4. As is well known, arbitration is an arrangement for taking and abiding by the judgment of selected persons in some disputed matters, instead of carrying the dispute to established courts of justice and is intended to avoid the formalities, the delay, the expense and vexation of ordinary litigation. The object of the Act is to make appropriate provision for an arbitral procedure which is fair, efficient and capable of meeting the needs of the specific arbitration and to minimize the supervisory role of courts in the arbitral process so as to promote the concept of arbitration as an effective dispute resolution mechanism. The Act is a code by itself. Section 5 of the Act which begins with a non obstante clause provides without any sort of ambiguity that in matters governed by Part I of the Act, there shall not be any judicial interference except where so provided in the said Part. Of course, a legislative enactment cannot curtail a constitutional right including the one provided for under Article 226 of the Constitution, but it is now trite that the said power can be invoked only in exceptional circumstances where a party to a dispute is left remediless under the statute or a clear bad faith is shown by one of the parties. The question arises for consideration, therefore, is whether the petitioner has made out any exceptional circumstances or bad faith on the part of the second respondent, for invoking the remedy under Article 226 of the Constitution.
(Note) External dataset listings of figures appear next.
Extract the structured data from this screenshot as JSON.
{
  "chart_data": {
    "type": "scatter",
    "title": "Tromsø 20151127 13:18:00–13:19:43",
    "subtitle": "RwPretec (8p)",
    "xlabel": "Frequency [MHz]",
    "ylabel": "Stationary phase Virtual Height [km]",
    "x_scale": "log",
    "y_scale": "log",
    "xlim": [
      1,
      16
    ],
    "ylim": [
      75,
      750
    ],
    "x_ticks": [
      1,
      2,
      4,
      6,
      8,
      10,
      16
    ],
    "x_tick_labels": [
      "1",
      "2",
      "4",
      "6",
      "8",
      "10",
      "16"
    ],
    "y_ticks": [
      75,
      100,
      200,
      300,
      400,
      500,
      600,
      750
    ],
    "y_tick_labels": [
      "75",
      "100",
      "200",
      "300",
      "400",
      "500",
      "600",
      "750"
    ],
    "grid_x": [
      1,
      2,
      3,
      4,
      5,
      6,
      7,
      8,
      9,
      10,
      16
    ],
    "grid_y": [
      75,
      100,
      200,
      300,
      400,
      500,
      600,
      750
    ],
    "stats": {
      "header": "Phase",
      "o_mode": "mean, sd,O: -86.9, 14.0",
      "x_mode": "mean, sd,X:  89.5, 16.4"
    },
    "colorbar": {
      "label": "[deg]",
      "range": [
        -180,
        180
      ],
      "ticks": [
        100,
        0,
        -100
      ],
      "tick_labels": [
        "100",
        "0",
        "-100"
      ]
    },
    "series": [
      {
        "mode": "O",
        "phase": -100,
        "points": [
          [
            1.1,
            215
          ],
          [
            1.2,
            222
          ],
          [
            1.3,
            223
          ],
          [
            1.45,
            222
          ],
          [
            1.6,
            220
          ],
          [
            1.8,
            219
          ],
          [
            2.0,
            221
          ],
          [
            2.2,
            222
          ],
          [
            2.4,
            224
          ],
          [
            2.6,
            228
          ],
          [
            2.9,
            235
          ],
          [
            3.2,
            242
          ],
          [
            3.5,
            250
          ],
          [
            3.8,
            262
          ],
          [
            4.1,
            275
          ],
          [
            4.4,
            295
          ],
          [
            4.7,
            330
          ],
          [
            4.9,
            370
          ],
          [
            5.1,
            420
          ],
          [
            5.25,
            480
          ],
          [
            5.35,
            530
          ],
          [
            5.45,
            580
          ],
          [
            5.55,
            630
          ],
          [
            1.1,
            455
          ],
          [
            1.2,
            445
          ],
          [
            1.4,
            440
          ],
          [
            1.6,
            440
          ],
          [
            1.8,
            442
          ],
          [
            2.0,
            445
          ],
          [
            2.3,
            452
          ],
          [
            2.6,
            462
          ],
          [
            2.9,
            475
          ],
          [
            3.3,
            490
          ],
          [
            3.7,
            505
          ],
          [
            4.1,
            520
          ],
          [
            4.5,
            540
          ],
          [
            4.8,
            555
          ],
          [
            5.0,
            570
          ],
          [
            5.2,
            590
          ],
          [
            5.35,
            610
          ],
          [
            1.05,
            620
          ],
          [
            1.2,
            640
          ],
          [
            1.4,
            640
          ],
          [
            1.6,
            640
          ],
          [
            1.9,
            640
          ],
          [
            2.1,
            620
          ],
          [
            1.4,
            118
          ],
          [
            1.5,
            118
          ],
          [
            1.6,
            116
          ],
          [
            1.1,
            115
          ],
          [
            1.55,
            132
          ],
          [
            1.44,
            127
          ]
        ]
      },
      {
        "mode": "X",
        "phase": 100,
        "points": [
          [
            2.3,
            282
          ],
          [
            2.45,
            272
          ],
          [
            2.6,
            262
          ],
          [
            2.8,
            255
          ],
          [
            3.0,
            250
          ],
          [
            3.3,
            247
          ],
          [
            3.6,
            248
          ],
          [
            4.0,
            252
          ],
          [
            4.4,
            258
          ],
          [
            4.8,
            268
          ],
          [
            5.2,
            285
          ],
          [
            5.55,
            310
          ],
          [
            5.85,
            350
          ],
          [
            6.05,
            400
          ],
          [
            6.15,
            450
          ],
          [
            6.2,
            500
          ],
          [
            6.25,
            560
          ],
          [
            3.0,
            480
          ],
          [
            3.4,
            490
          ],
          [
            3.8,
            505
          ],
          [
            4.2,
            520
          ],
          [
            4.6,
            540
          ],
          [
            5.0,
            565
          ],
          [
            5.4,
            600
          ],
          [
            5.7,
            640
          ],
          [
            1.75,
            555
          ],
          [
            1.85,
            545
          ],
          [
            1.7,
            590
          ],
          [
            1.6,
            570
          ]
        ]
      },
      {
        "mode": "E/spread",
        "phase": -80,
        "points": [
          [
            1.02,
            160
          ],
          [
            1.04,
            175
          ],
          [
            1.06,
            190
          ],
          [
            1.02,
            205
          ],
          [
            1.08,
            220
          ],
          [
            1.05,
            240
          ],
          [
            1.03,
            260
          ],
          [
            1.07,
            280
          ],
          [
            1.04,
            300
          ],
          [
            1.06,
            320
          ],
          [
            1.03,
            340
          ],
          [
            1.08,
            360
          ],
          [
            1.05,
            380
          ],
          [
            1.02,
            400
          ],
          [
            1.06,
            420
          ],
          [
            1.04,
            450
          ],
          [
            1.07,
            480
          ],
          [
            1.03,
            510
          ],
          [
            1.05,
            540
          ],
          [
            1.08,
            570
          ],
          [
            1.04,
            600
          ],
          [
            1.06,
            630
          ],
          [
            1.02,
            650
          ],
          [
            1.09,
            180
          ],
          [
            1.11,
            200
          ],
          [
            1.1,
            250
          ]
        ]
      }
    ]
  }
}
5. Sub-section (2) of Section 13 of the Act lays down the procedure to challenge the appointment of an arbitrator. True, sub-section (4) of Section 13 provides that if such a challenge is not successful, the arbitral tribunal shall continue the arbitral proceedings and make an arbitral award.

Sub-section (5) of Section 13, however, clarifies that where an arbitral award is made under sub-section (4), the party challenging the arbitrator is free to make an application for setting aside the arbitral award in accordance with Section 34 of the Act. In other words, a very effective alternative remedy is provided in the Act for a party to an arbitral proceedings who is challenging the arbitrator. It is evident from the provisions contained in Section 13 of the Act that the scheme of the Act is that the grievances of the parties concerning the appointment of the arbitrator shall be addressed in terms of the provisions of the Act itself and that there shall not be any judicial interference in the course of the arbitral proceedings for redressal of such grievances. That being the scheme of the Act, according to me, if the courts interfere in the arbitral process beyond the ambit of the Act, the efficiency of the arbitral proceedings would be impaired and the object of the Act would be defeated.

In the said view of the matter, according to me, there is no merit in the writ petition and the same is, accordingly, dismissed.